Official inflation data released the same day showed that food price inflation reached 5.9 per cent in March, its highest level in more than a decade. Even prices of staple items such as bread, milk and fruit — which supermarkets generally try to hold down — rose more than 5 per cent.

Murphy said that over the year to February, Tesco’s selling prices declined 0.6 per cent overall but had begun to rise in the second half as costs climbed. He added that the grocer tended to raise prices “a little bit later and by a little bit less than the market” and that as a result its increases were below the industry averages reported by research group Kantar and others.

He said price pressure was especially acute in products with high energy inputs and in proteins, owing to the rising cost of animal feedstuffs. Pig prices have risen by a fifth in recent weeks, according to the UK’s Agriculture and Horticulture Development Board.

Reflecting the uncertainty, the supermarket group said it expected retail operating profit for the year to February 2023 of roughly £2.4bn to £2.6bn. Analysts had been predicting about £2.81bn of group operating profit for this year, implying retail profit of roughly £2.65bn once financial services are stripped out.
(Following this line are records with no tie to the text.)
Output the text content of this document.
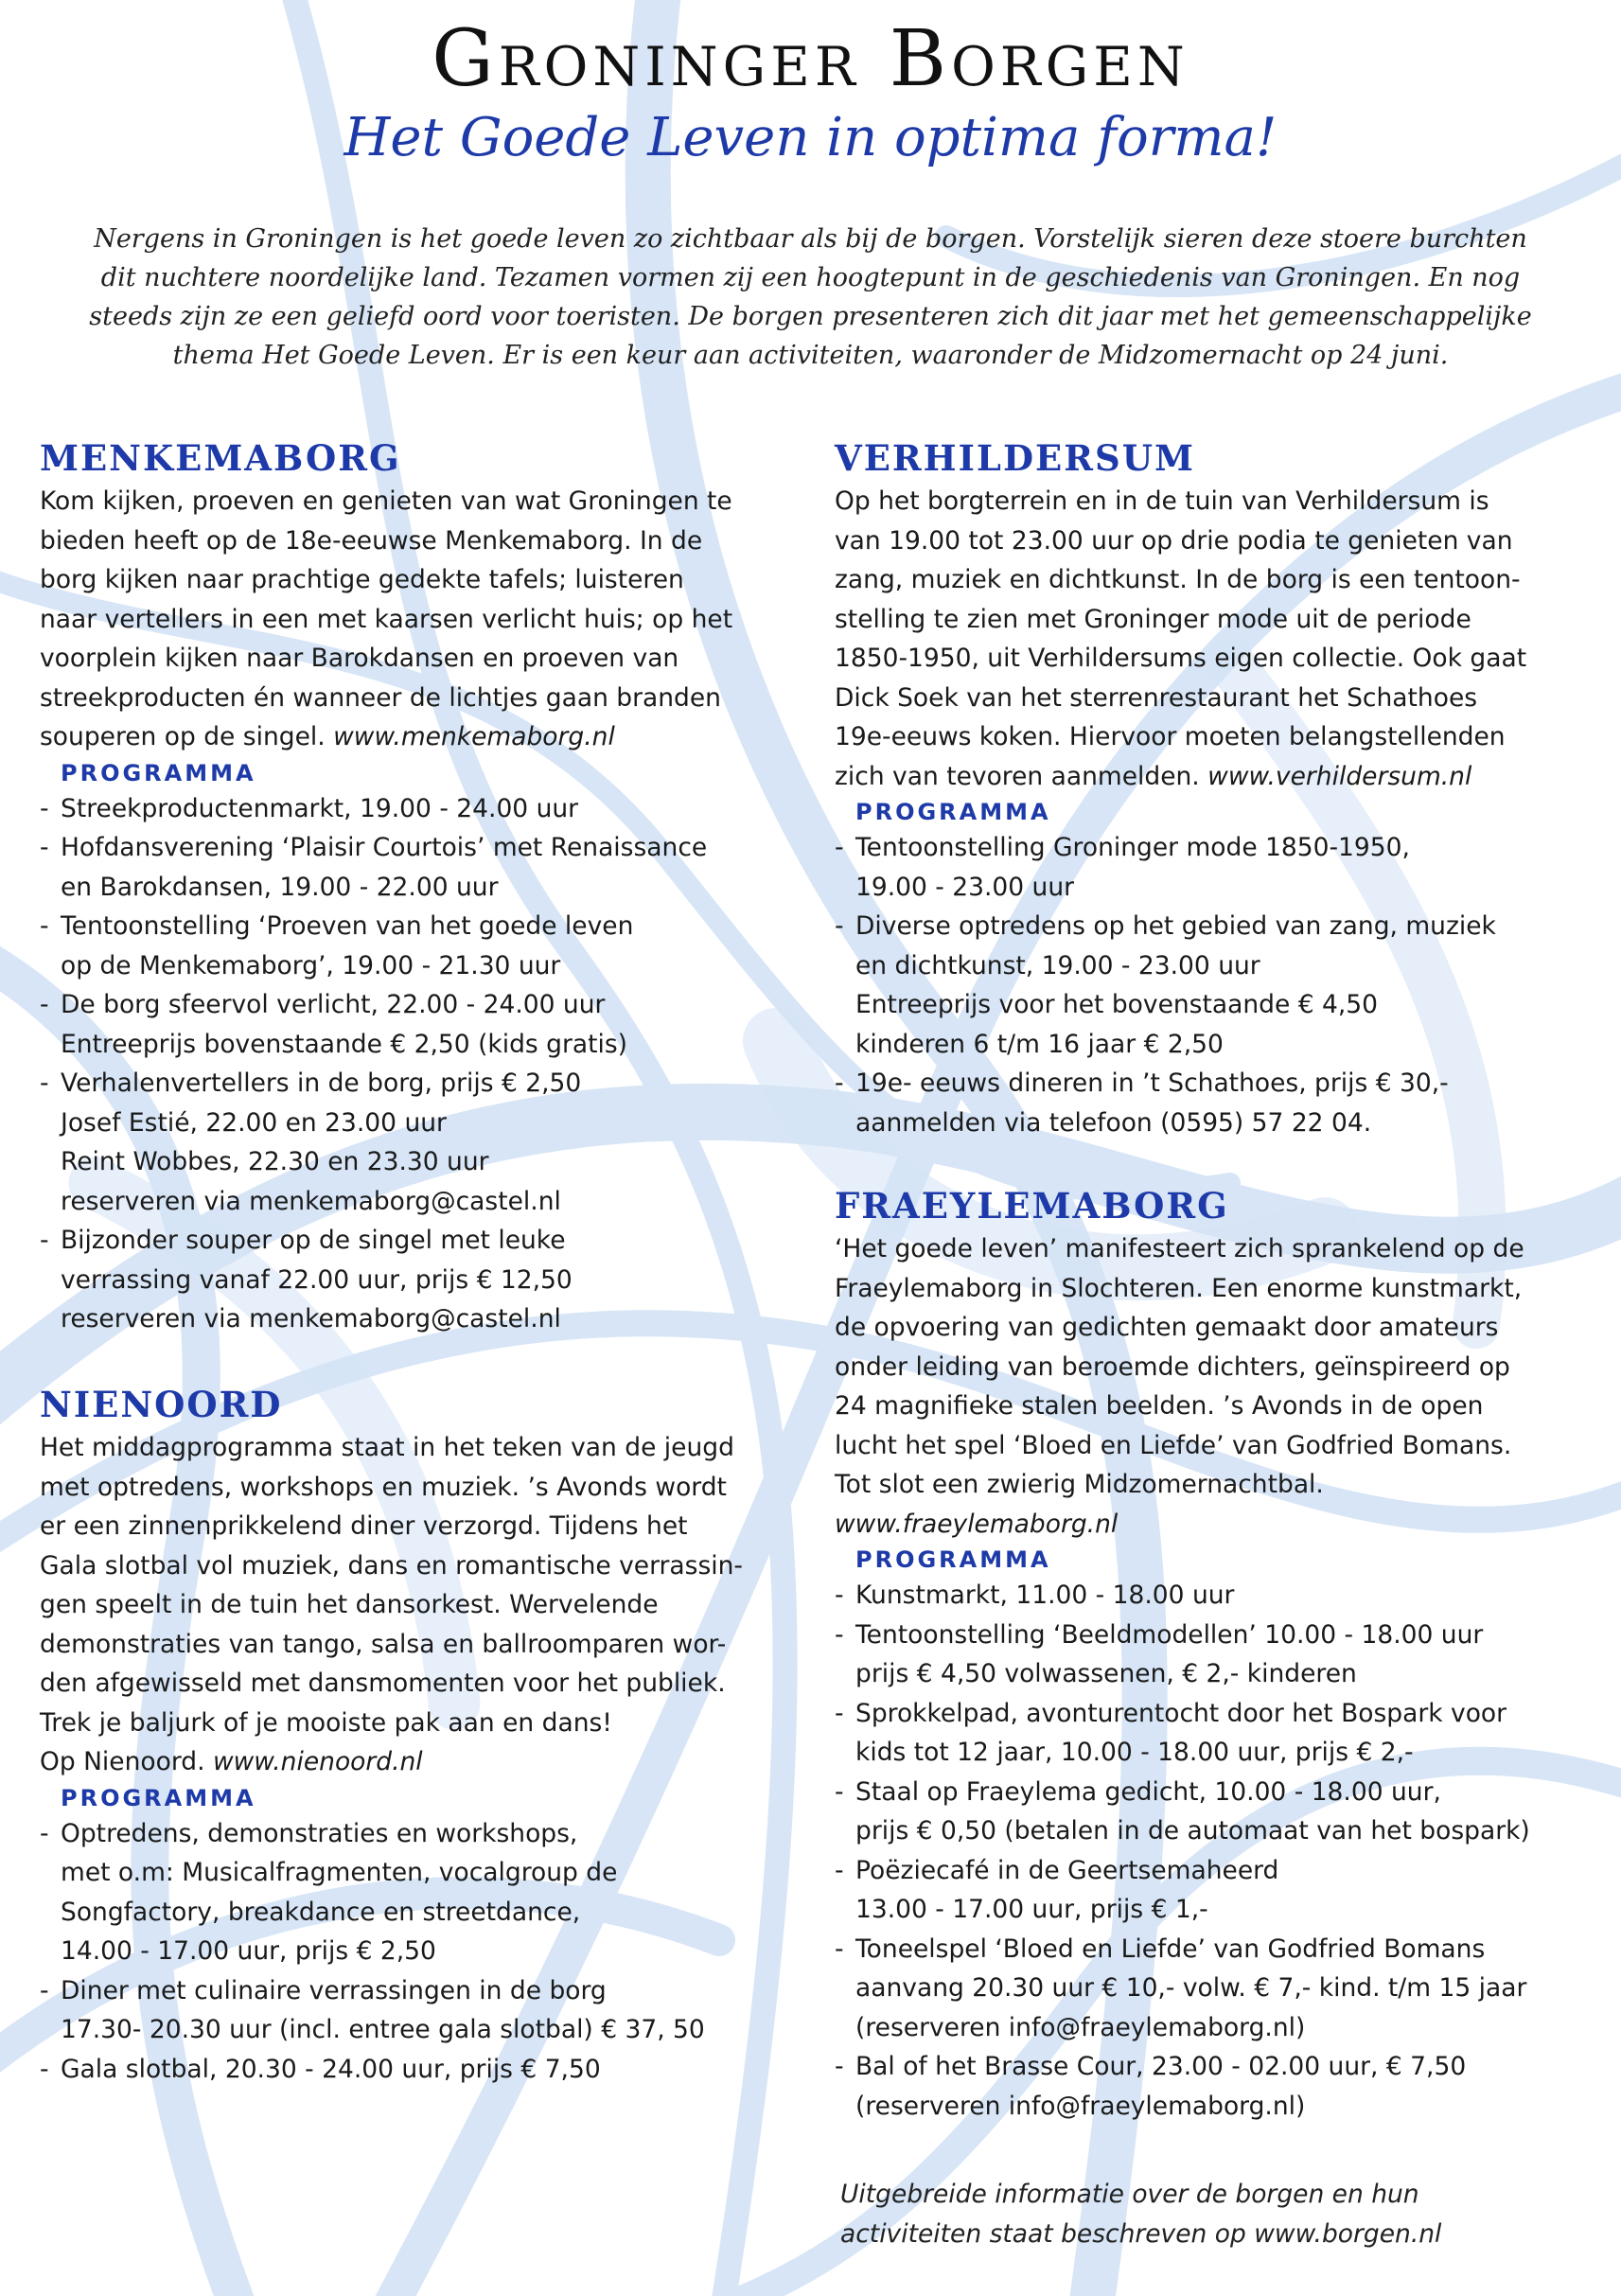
Groninger Borgen
Het Goede Leven in optima forma!

Nergens in Groningen is het goede leven zo zichtbaar als bij de borgen. Vorstelijk sieren deze stoere burchten
dit nuchtere noordelijke land. Tezamen vormen zij een hoogtepunt in de geschiedenis van Groningen. En nog
steeds zijn ze een geliefd oord voor toeristen. De borgen presenteren zich dit jaar met het gemeenschappelijke
thema Het Goede Leven. Er is een keur aan activiteiten, waaronder de Midzomernacht op 24 juni.

MENKEMABORG

Kom kijken, proeven en genieten van wat Groningen te
bieden heeft op de 18e-eeuwse Menkemaborg. In de
borg kijken naar prachtige gedekte tafels; luisteren
naar vertellers in een met kaarsen verlicht huis; op het
voorplein kijken naar Barokdansen en proeven van
streekproducten én wanneer de lichtjes gaan branden
souperen op de singel. www.menkemaborg.nl

PROGRAMMA

- Streekproductenmarkt, 19.00 - 24.00 uur
- Hofdansverening ‘Plaisir Courtois’ met Renaissance
en Barokdansen, 19.00 - 22.00 uur
- Tentoonstelling ‘Proeven van het goede leven
op de Menkemaborg’, 19.00 - 21.30 uur
- De borg sfeervol verlicht, 22.00 - 24.00 uur
Entreeprijs bovenstaande € 2,50 (kids gratis)
- Verhalenvertellers in de borg, prijs € 2,50
Josef Estié, 22.00 en 23.00 uur
Reint Wobbes, 22.30 en 23.30 uur
reserveren via menkemaborg@castel.nl
- Bijzonder souper op de singel met leuke
verrassing vanaf 22.00 uur, prijs € 12,50
reserveren via menkemaborg@castel.nl
NIENOORD

Het middagprogramma staat in het teken van de jeugd
met optredens, workshops en muziek. ’s Avonds wordt
er een zinnenprikkelend diner verzorgd. Tijdens het
Gala slotbal vol muziek, dans en romantische verrassin-
gen speelt in de tuin het dansorkest. Wervelende
demonstraties van tango, salsa en ballroomparen wor-
den afgewisseld met dansmomenten voor het publiek.
Trek je baljurk of je mooiste pak aan en dans!
Op Nienoord. www.nienoord.nl

PROGRAMMA

- Optredens, demonstraties en workshops,
met o.m: Musicalfragmenten, vocalgroup de
Songfactory, breakdance en streetdance,
14.00 - 17.00 uur, prijs € 2,50
- Diner met culinaire verrassingen in de borg
17.30- 20.30 uur (incl. entree gala slotbal) € 37, 50
- Gala slotbal, 20.30 - 24.00 uur, prijs € 7,50
VERHILDERSUM

Op het borgterrein en in de tuin van Verhildersum is
van 19.00 tot 23.00 uur op drie podia te genieten van
zang, muziek en dichtkunst. In de borg is een tentoon-
stelling te zien met Groninger mode uit de periode
1850-1950, uit Verhildersums eigen collectie. Ook gaat
Dick Soek van het sterrenrestaurant het Schathoes
19e-eeuws koken. Hiervoor moeten belangstellenden
zich van tevoren aanmelden. www.verhildersum.nl

PROGRAMMA

- Tentoonstelling Groninger mode 1850-1950,
19.00 - 23.00 uur
- Diverse optredens op het gebied van zang, muziek
en dichtkunst, 19.00 - 23.00 uur
Entreeprijs voor het bovenstaande € 4,50
kinderen 6 t/m 16 jaar € 2,50
- 19e- eeuws dineren in ’t Schathoes, prijs € 30,-
aanmelden via telefoon (0595) 57 22 04.
FRAEYLEMABORG

‘Het goede leven’ manifesteert zich sprankelend op de
Fraeylemaborg in Slochteren. Een enorme kunstmarkt,
de opvoering van gedichten gemaakt door amateurs
onder leiding van beroemde dichters, geïnspireerd op
24 magnifieke stalen beelden. ’s Avonds in de open
lucht het spel ‘Bloed en Liefde’ van Godfried Bomans.
Tot slot een zwierig Midzomernachtbal.
www.fraeylemaborg.nl

PROGRAMMA

- Kunstmarkt, 11.00 - 18.00 uur
- Tentoonstelling ‘Beeldmodellen’ 10.00 - 18.00 uur
prijs € 4,50 volwassenen, € 2,- kinderen
- Sprokkelpad, avonturentocht door het Bospark voor
kids tot 12 jaar, 10.00 - 18.00 uur, prijs € 2,-
- Staal op Fraeylema gedicht, 10.00 - 18.00 uur,
prijs € 0,50 (betalen in de automaat van het bospark)
- Poëziecafé in de Geertsemaheerd
13.00 - 17.00 uur, prijs € 1,-
- Toneelspel ‘Bloed en Liefde’ van Godfried Bomans
aanvang 20.30 uur € 10,- volw. € 7,- kind. t/m 15 jaar
(reserveren info@fraeylemaborg.nl)
- Bal of het Brasse Cour, 23.00 - 02.00 uur, € 7,50
(reserveren info@fraeylemaborg.nl)

Uitgebreide informatie over de borgen en hun
activiteiten staat beschreven op www.borgen.nl
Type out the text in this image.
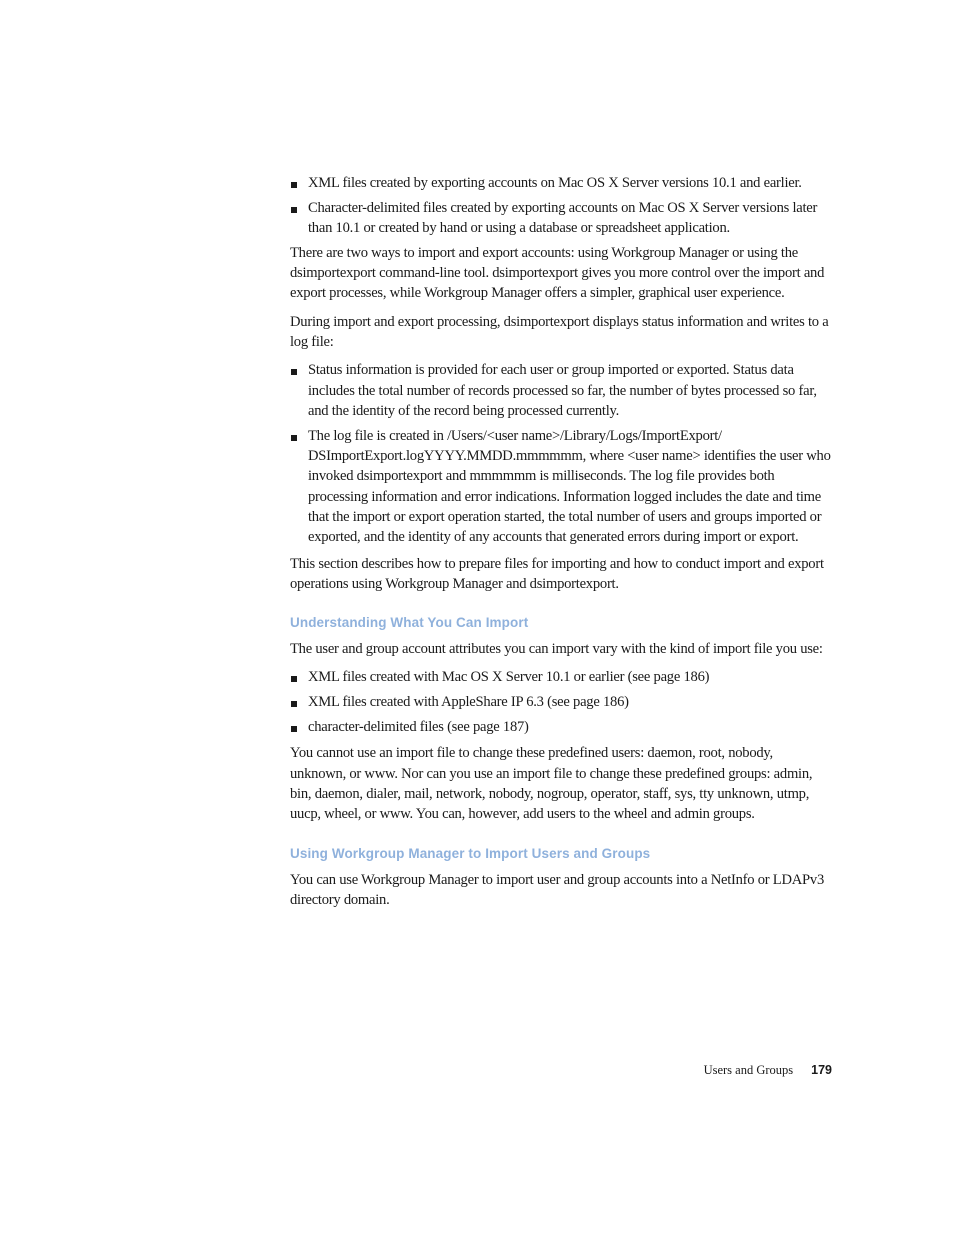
XML files created by exporting accounts on Mac OS X Server versions 10.1 and earlier.
Character-delimited files created by exporting accounts on Mac OS X Server versions later than 10.1 or created by hand or using a database or spreadsheet application.

There are two ways to import and export accounts: using Workgroup Manager or using the dsimportexport command-line tool. dsimportexport gives you more control over the import and export processes, while Workgroup Manager offers a simpler, graphical user experience.

During import and export processing, dsimportexport displays status information and writes to a log file:

Status information is provided for each user or group imported or exported. Status data includes the total number of records processed so far, the number of bytes processed so far, and the identity of the record being processed currently.
The log file is created in /Users/<user name>/Library/Logs/ImportExport/ DSImportExport.logYYYY.MMDD.mmmmmm, where <user name> identifies the user who invoked dsimportexport and mmmmmm is milliseconds. The log file provides both processing information and error indications. Information logged includes the date and time that the import or export operation started, the total number of users and groups imported or exported, and the identity of any accounts that generated errors during import or export.

This section describes how to prepare files for importing and how to conduct import and export operations using Workgroup Manager and dsimportexport.

Understanding What You Can Import

The user and group account attributes you can import vary with the kind of import file you use:

XML files created with Mac OS X Server 10.1 or earlier (see page 186)
XML files created with AppleShare IP 6.3 (see page 186)
character-delimited files (see page 187)

You cannot use an import file to change these predefined users: daemon, root, nobody, unknown, or www. Nor can you use an import file to change these predefined groups: admin, bin, daemon, dialer, mail, network, nobody, nogroup, operator, staff, sys, tty unknown, utmp, uucp, wheel, or www. You can, however, add users to the wheel and admin groups.

Using Workgroup Manager to Import Users and Groups

You can use Workgroup Manager to import user and group accounts into a NetInfo or LDAPv3 directory domain.

Users and Groups 179
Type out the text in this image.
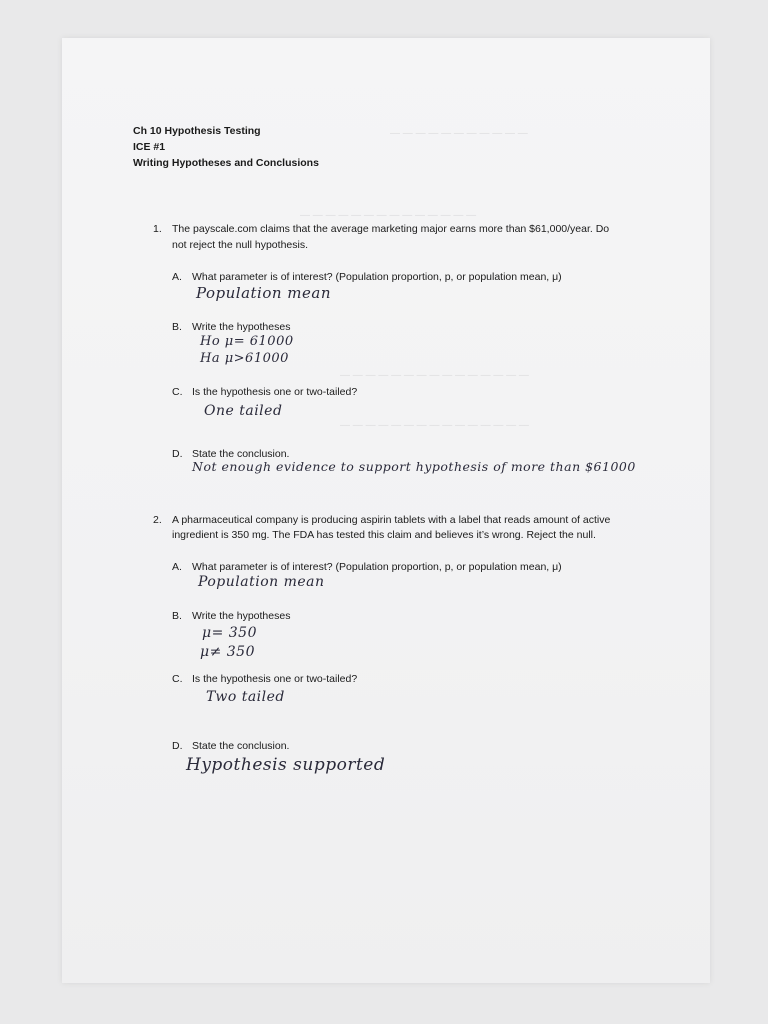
— — — — — — — — — — —
— — — — — — — — — — — — — —
— — — — — — — — — — — — — — —
— — — — — — — — — — — — — — —
Ch 10 Hypothesis Testing
ICE #1
Writing Hypotheses and Conclusions
1. The payscale.com claims that the average marketing major earns more than $61,000/year. Do
not reject the null hypothesis.
A. What parameter is of interest? (Population proportion, p, or population mean, μ)
Population mean
B. Write the hypotheses
Ho μ= 61000
Ha μ>61000
C. Is the hypothesis one or two-tailed?
One tailed
D. State the conclusion.
Not enough evidence to support hypothesis of more than $61000
2. A pharmaceutical company is producing aspirin tablets with a label that reads amount of active
ingredient is 350 mg. The FDA has tested this claim and believes it’s wrong. Reject the null.
A. What parameter is of interest? (Population proportion, p, or population mean, μ)
Population mean
B. Write the hypotheses
μ= 350
μ≠ 350
C. Is the hypothesis one or two-tailed?
Two tailed
D. State the conclusion.
Hypothesis supported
Tesco shares fell more than 6 per cent in morning trade.

Imran Nawaz, the group’s finance director, acknowledged that Tesco “may need to do more” on cost mitigation, having previously said it would aim to achieve £1bn of cost savings over three years.

But analysts at Citigroup, the company’s broker, said they expected Tesco to use its scale and strong balance sheet to stay competitive on price and keep the pressure on rivals.

“Whilst the downgrade [to forecast profit] is unwelcome, the logic is not . . . the new management team has a strategy to push harder into the downturn and to emerge in a stronger competitive position,” they said in a note to clients.

Murphy said the tightening squeeze on household incomes made it difficult to forecast how shopper behaviour would evolve following the easing of coronavirus restrictions.

A resurgence of eating out and overseas travel had resulted in consumers reverting to more frequent shops with lower basket sizes, but the emergence of cost pressure “may slow the reversion down”.

“People may choose to work from home more often and eat at home more often,” he said, adding that he was “curious” to see how the pandemic trend towards rapid delivery would fare at a time when incomes were under pressure.

For the year to February 26 2022, retail operating profit was £2.65bn, in line with forecasts and up 35 per cent on the previous year as coronavirus-related costs fell away and shopping habits began to revert to pre-pandemic norms.

The group’s banking unit generated a £176mn profit and is expected to make between £120mn and £160mn this year.

Tesco has bought back about £300mn of shares since last October, and on Wednesday committed to buying a further £750mn back over the next 12 months.

The company also declared a total dividend of 10.9p per share, up 19 per cent from last year and the highest payout since 2014 if special dividends are excluded.